It's Complicated: Every Type of Love, Explained

Here’s why your dog, your sports team and even your favorite meal are capable of breaking your heart.

It's Complicated: Every Type of Love, Explained

In February’s Bathroom Minutes magazine, we took a deep dive into the inner workings of a few common types of love, like love at first sight and familial love. But there’s more than one way to capture a heart, so we sat back down with Human Behavior Specialist Shelli Chosak, Ph.D., and Psychologist Aida Vazin to bring you an expanded look at the many types of love we feel, and to find out why we’re so easily enamored.

Love at First Sight
According to Chosak, love at first sight isn’t really love at all—it’s a combination of sexual desire and being brainwashed by fairy tales. “We have this notion of romantic love that’s mostly based on [the idea that] Prince Charming, so to speak, can provide us with the qualities we feel we’re lacking in ourselves, and thus, can make us whole.” Because of these unconsciously selfish undertones, Chosak warns that love at first sight can be unhealthy.

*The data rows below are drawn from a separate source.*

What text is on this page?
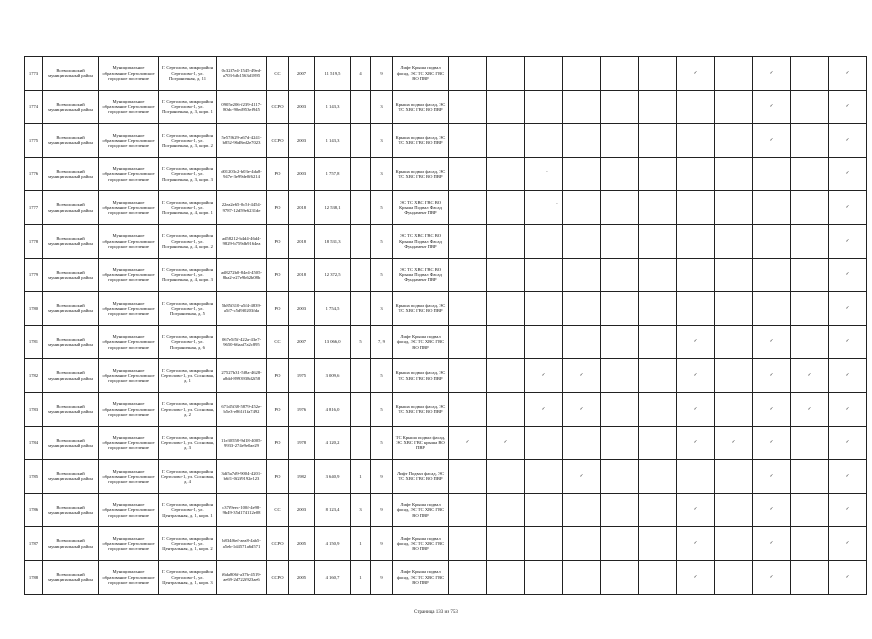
1773	Всеволожский муниципальный район	Муниципальное образование Сертоловское городское поселение	Г. Сертолово, микрорайон Сертолово-1, ул. Пограничная, д. 11	0c32f7e4-1545-49ed-a703-bfb1563d1895	СС	2007	11 519,5	4	9	Лифт Крыша подвал фасад, ЭС ТС ХВС ГВС ВО ПВР							✓		✓		✓
1774	Всеволожский муниципальный район	Муниципальное образование Сертоловское городское поселение	Г. Сертолово, микрорайон Сертолово-1, ул. Пограничная, д. 3, корп. 1	0905e206-f239-4117-80dc-90ed953ef945	ССРО	2003	1 143,3		3	Крыша подвал фасад, ЭС ТС ХВС ГВС ВО ПВР									✓		✓
1775	Всеволожский муниципальный район	Муниципальное образование Сертоловское городское поселение	Г. Сертолово, микрорайон Сертолово-1, ул. Пограничная, д. 3, корп. 2	5e57f629-a67d-4241-b852-96d8ed2e7023	ССРО	2003	1 143,3		3	Крыша подвал фасад, ЭС ТС ХВС ГВС ВО ПВР									✓		✓
1776	Всеволожский муниципальный район	Муниципальное образование Сертоловское городское поселение	Г. Сертолово, микрорайон Сертолово-1, ул. Пограничная, д. 3, корп. 3	d01203c2-b03e-4da8-947e-3e99de0f6214	РО	2003	1 757,8		3	Крыша подвал фасад, ЭС ТС ХВС ГВС ВО ПВР											✓
1777	Всеволожский муниципальный район	Муниципальное образование Сертоловское городское поселение	Г. Сертолово, микрорайон Сертолово-1, ул. Пограничная, д. 4, корп. 1	22ea2e65-0c5f-4454-9787-12d59e6231de	РО	2018	12 538,1		5	ЭС ТС ХВС ГВС ВО Крыша Подвал Фасад Фундамент ПВР											✓
1778	Всеволожский муниципальный район	Муниципальное образование Сертоловское городское поселение	Г. Сертолово, микрорайон Сертолово-1, ул. Пограничная, д. 4, корп. 2	ad58212-b4d4-46d4-9829-b759db9164ea	РО	2018	18 531,3		5	ЭС ТС ХВС ГВС ВО Крыша Подвал Фасад Фундамент ПВР											✓
1779	Всеволожский муниципальный район	Муниципальное образование Сертоловское городское поселение	Г. Сертолово, микрорайон Сертолово-1, ул. Пограничная, д. 4, корп. 3	ad8272b0-84e4-4505-8ba2-e27e9b62b08b	РО	2018	12 372,5		5	ЭС ТС ХВС ГВС ВО Крыша Подвал Фасад Фундамент ПВР											✓
1780	Всеволожский муниципальный район	Муниципальное образование Сертоловское городское поселение	Г. Сертолово, микрорайон Сертолово-1, ул. Пограничная, д. 5	5b85f310-a5f4-4839-a5f7-c5d9f0203fda	РО	2003	1 754,5		3	Крыша подвал фасад, ЭС ТС ХВС ГВС ВО ПВР											✓
1781	Всеволожский муниципальный район	Муниципальное образование Сертоловское городское поселение	Г. Сертолово, микрорайон Сертолово-1, ул. Пограничная, д. 6	067e5f5f-422a-43e7-9650-66aaf7a2c895	СС	2007	13 066,0	5	7, 9	Лифт Крыша подвал фасад, ЭС ТС ХВС ГВС ВО ПВР							✓		✓		✓
1782	Всеволожский муниципальный район	Муниципальное образование Сертоловское городское поселение	Г. Сертолово, микрорайон Сертолово-1, ул. Сосновая, д. 1	27527b31-5f8a-4628-a8dd-8993938d2f58	РО	1975	3 009,6		5	Крыша подвал фасад, ЭС ТС ХВС ГВС ВО ПВР			✓	✓			✓		✓	✓	✓
1783	Всеволожский муниципальный район	Муниципальное образование Сертоловское городское поселение	Г. Сертолово, микрорайон Сертолово-1, ул. Сосновая, д. 2	671d5f38-5879-452e-b5e3-e861f1fa7492	РО	1976	4 816,0		5	Крыша подвал фасад, ЭС ТС ХВС ГВС ВО ПВР			✓	✓			✓		✓	✓	✓
1784	Всеволожский муниципальный район	Муниципальное образование Сертоловское городское поселение	Г. Сертолово, микрорайон Сертолово-1, ул. Сосновая, д. 3	11e30558-9d18-4005-9933-274e9e0ae29	РО	1978	4 120,2		5	ТС Крыша подвал фасад, ЭС ХВС ГВС крыша ВО ПВР	✓	✓					✓	✓	✓		✓
1785	Всеволожский муниципальный район	Муниципальное образование Сертоловское городское поселение	Г. Сертолово, микрорайон Сертолово-1, ул. Сосновая, д. 4	3df5a7d9-9004-4201-b6f1-0f2f9192e123	РО	1982	3 640,9	1	9	Лифт Подвал фасад, ЭС ТС ХВС ГВС ВО ПВР				✓					✓		✓
1786	Всеволожский муниципальный район	Муниципальное образование Сертоловское городское поселение	Г. Сертолово, микрорайон Сертолово-1, ул. Центральная, д. 1, корп. 1	c37f9eec-100f-4e98-9b49-35d174112e08	СС	2003	8 123,4	3	9	Лифт Крыша подвал фасад, ЭС ТС ХВС ГВС ВО ПВР							✓		✓		✓
1787	Всеволожский муниципальный район	Муниципальное образование Сертоловское городское поселение	Г. Сертолово, микрорайон Сертолово-1, ул. Центральная, д. 1, корп. 2	b834f6ef-aea8-4ab5-a5eb-1d4571a6d571	ССРО	2005	4 150,9	1	9	Лифт Крыша подвал фасад, ЭС ТС ХВС ГВС ВО ПВР							✓		✓		✓
1788	Всеволожский муниципальный район	Муниципальное образование Сертоловское городское поселение	Г. Сертолово, микрорайон Сертолово-1, ул. Центральная, д. 1, корп. 3	f6da806f-a37b-4519-ae69-2d722f923ae6	ССРО	2005	4 160,7	1	9	Лифт Крыша подвал фасад, ЭС ТС ХВС ГВС ВО ПВР							✓		✓		✓
-
-
Страница 133 из 753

Long-Term Relationship Love
If love at first sight blossoms into a long-term relationship, Chosak says that while the passion may fade, it’s replaced with something much healthier. “Passion doesn’t last because it requires you to feel as though your wholeness will disintegrate if whomever you feel passionate about leaves you,” Chosak explains. “But in a healthy relationship, that passion transforms into comfort and trust.”

Familial Love
The love you feel toward your mother is similar in many ways to the comfortable, trusting love you feel toward a long-term partner. “When you develop a relationship over a long period of time [i.e., since you were born], you each get to see each other for all of your deficiencies,” Chosak explains. “Because of that, you learn to appreciate that person not in spite of their faults, but because of their faults.” That’s why they say a mother’s love never dies.

Puppy Love
The love your mother feels toward you, on the other hand, is probably a lot like the love you feel for your pet. “Because our pets love us unconditionally, we take responsibility for them, much like a parent would for their child,” Chosak explains. “Which is why, for those who may be disappointed with the quality of love they’re receiving from other humans, pets often make up for whatever is lacking.” Get over here, you ol’ mutt!

Love of Your Team
Chosak says love of a sports team isn’t about the team itself, it’s about belonging and connecting with others. “Ask yourself if the love you feel toward your sports team would still be as strong if you had to celebrate it on your own. That sports team allows you to identify with the rest of its following—the team just acts as the connective tissue.” Turns out, the love isn’t really for the game after all—it’s for the people the game introduces you to.

Love of Your Job
If you’re one of those workers who comes in early and stays late simply because you can’t get enough of your job, Chosak says that could be for a few reasons. “Some people love their job because it represents fulfillment of a lifelong dream or recognition of their talents,” she explains. “Others love their job because it compensates for a lack of fulfillment in other areas of their lives, or because it’s an escape from problematic relationships.” If it’s the latter, she says it’s not truly love of your job at all, but rather relief from the dissatisfaction you’re feeling with the rest of your life. In which case, a vacation may be in order.

Love of Food
Do you swoon at the sight of a steaming hot chicken pot pie? Aida Vazin says that kind of love is an emotion we learned when we were just wee kids. “The main reason appetite is such a hard feeling to control is because it’s one of the first coping mechanisms we learn as children,” she explains. “When we’re little kids and we scrape our knee or have to get a shot at the doctor’s office, we’re given a lollipop or an ice cream and told not to cry.” Those early moments, Vazin says, teach us that food isn’t just a biological necessity, it’s a form of instant gratification—or, instant love.